Even if you apply for removal from the Preload list, it takes months for browsers worldwide to update. During that time, users will only see "Connection Failed" screens. It could bankrupt a company.
The most common setup. Add it under ssl_certificate block.
server {
listen 443 ssl http2;
server_name mysite.com;
ssl_certificate /etc/letsencrypt/live/mysite.com/fullchain.pem;
ssl_certificate_key /etc/letsencrypt/live/mysite.com/privkey.pem;
# This is the core! Send header 'always'.
add_header Strict-Transport-Security "max-age=63072000; includeSubDomains; preload" always;
}
For Node.js backend, using helmet middleware is the easiest and safest way.
const express = require('express');
const helmet = require('helmet');
const app = express();
// Set up HSTS only, or use helmet defaults
app.use(helmet.hsts({
maxAge: 31536000, // 1 year
includeSubDomains: true, // Include subdomains
preload: true // Ready for preload submission
}));
"Do I need HTTPS for local dev?"
Yes, it's better. You often need it for httpOnly cookies or SameSite settings.
However, localhost is often excluded from HSTS for developer convenience.
Instead, use mkcert to issue a local certificate, and map a .dev domain (e.g., myapp.dev) in /etc/hosts. .dev domains are on the Preload List by default, so HSTS works!
It's trouble if you blindly slap max-age=1 year and your site goes down.
I applied it gradually like this:
max-age=300 (5 minutes). If something breaks, I only get blamed for 5 minutes. "Ah, server maintenance briefly."max-age=86400 (1 day). Watch traffic and logs for a day. Check if subdomains error out.max-age=31536000 (1 year). No turning back now.preload option and apply for Google registration. Now your site is officially recognized globally as "HTTPS Only".The myth that "HTTPS is slow" is officially dead.

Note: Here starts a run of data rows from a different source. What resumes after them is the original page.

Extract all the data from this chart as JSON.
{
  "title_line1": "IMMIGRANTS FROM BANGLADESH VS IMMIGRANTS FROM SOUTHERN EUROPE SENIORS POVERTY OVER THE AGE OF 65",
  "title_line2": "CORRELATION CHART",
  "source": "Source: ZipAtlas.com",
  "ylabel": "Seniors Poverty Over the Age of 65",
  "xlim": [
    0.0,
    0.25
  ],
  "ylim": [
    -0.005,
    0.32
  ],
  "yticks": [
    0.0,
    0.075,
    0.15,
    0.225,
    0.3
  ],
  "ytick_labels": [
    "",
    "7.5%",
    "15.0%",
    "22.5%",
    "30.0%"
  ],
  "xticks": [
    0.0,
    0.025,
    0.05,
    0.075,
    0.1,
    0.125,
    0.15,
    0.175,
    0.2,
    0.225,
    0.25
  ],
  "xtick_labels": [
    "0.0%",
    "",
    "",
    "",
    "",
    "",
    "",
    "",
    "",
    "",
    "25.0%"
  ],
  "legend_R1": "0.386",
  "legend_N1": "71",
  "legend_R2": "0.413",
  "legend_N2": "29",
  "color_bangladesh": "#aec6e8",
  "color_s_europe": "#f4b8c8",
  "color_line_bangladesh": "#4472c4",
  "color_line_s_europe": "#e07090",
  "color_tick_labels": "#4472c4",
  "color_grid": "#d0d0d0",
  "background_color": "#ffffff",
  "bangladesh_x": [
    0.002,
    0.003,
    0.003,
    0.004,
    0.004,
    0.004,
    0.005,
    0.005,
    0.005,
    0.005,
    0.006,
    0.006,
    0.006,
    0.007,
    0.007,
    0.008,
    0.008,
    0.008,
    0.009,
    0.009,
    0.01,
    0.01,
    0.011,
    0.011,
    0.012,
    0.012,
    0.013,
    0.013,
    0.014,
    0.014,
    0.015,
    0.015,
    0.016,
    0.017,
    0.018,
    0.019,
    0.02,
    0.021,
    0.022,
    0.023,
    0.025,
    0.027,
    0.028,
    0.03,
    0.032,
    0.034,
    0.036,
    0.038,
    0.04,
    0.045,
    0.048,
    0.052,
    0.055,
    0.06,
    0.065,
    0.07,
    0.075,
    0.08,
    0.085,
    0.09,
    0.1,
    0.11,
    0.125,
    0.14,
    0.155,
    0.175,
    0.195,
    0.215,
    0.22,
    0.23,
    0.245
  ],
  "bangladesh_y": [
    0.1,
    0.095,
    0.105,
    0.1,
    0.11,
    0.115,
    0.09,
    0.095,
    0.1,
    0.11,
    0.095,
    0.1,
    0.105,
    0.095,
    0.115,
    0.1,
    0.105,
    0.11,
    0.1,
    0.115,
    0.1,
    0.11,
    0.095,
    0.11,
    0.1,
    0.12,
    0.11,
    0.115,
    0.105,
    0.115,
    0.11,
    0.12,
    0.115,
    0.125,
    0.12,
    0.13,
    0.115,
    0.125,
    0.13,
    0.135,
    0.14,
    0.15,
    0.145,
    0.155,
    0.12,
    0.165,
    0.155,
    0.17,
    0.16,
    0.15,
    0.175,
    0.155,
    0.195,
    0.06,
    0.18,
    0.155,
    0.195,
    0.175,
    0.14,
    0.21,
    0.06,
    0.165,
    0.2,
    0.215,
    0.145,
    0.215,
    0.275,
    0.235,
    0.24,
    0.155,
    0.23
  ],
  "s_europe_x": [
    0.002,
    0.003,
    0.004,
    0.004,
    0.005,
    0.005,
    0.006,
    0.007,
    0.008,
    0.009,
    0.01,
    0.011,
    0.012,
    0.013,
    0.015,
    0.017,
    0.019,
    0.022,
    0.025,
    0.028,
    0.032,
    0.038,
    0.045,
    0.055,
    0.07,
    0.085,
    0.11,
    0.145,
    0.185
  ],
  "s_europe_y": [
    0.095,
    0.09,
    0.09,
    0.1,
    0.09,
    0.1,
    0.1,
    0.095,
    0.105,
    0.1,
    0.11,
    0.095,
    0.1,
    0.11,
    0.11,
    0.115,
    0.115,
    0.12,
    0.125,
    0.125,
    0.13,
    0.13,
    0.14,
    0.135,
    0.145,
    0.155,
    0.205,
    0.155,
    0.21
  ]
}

TLS 1.3 changed the game.
Security is no longer a bottleneck for speed.
The first rule of security is "Do Not Trust Users".
Trusting "Users will figure out to come via HTTPS" is negligence.
Users are lazy; they won't type http://, they just type naver.com.
HSTS is the strongest Seatbelt a server can provide.
Check your site headers right now in the DevTools Network tab.
If Strict-Transport-Security is missing, your door is half open.
Lock it tight before a hacker squeezes through that gap.
Q: Does HSTS hurt SEO? A: No, it helps. Google boosts HTTPS sites. The 301 redirect also correctly transfers "Link Juice" to your HTTPS version.
Q: What happens if my certificate expires with HSTS on? A: Total Blackout. Users cannot bypass the warning. They are locked out. Automate your renewals (Certbot)!
Q: Can I use HTTP for just one subdomain?
A: Only if you disable includeSubDomains. But be warned: compromised HTTP cookies can sometimes be used to attack the main domain.